The second type of example is the sphere example, which uses Cartesian coordinates to specify a spherical coordinate system. It shows how to map one variable onto another and then to integrate the two into the original function. We can find the solutions for the functions f(x, y, z) through g(x, y, z) through h(x, y, z) through l(x, y, z) through m(x, y, z) for any set x, y, z. Thus, we have just found an integration by surface of the function f(x, y, z) on the sphere which can be evaluated using the Cartesian coordinate system defined on the spherical coordinates.

The third type of example is the plane example, which we have derived from the Cartesian coordinate system. The source of a point can be considered as being at rest along a surface of fixed curvature, whereas a point source at rest can be considered as a point following a surface rotating on its axis. Thus, the source of vectors is also a rotation about an axis. Similarly, the components of vectors can also be components of rotations about a single axis or about any number of axes. For example, the components of a vector space can be components of 360 degrees rotation about an axis. And so on.

The first step in integrating scalars and derivatives is to select a reliable measure for measuring the variable. Commonly used measures in many disciplines are the straight line and the vector rank. The straight line is chosen for the simplest cases, where the derivatives are measurable and the geometric series is continuous. The vector rank can be chosen if the derivatives are complex. In general, the rank measure is preferred for higher dimensional data.

The multivariable calculus examples that follow introduce the concept of multidimensional data. A multidimensional function is a set of variables, which can be evaluated at different time intervals over a range. This concept is important in numerical analysis, such as in finite difference and numerical gradient analysis. In these applications, the derivatives of a function can be evaluated for each time interval over the range of the function, thus taking the derivatives as functions of the values of the input variables over time.

The Multivitamin proof above shows how to use some well known tools to prove some results of important mathematical applications. Another well known example is theorems that prove results obtained by linear integration by derivatives. In addition, there are also multivitamin formulations with multivalence and multinetectivity, Lie algebra, etc. These formulations can be used to prove a number of results in higher mathematics such as in the areas of algebra, geometry, calculus, etc.

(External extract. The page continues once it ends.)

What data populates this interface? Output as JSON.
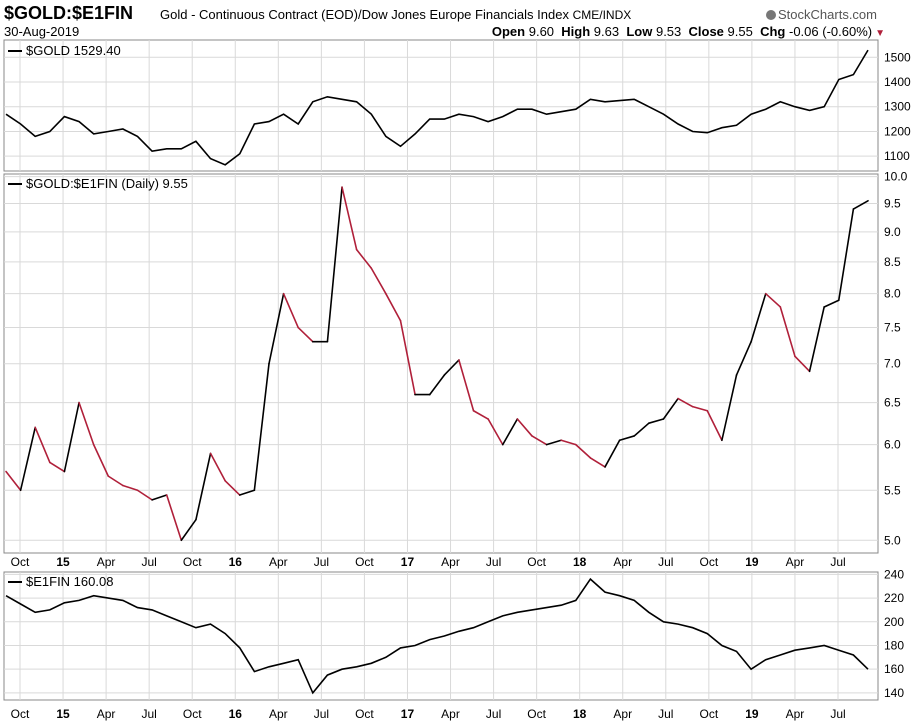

Another useful example is the formulation of surface integrals. The multivariable formulation of surface integrals is important in some aspects of aerodynamics, and in mathematical formulations of flow systems. Examples for surfaces include the differential equation of a curve on a flat surface and the surface integral over arbitrary flat surfaces. Another useful technique is the multivariate parabola. It was shown that integrals on surfaces can be written as a plane or a parabola on a flat surface.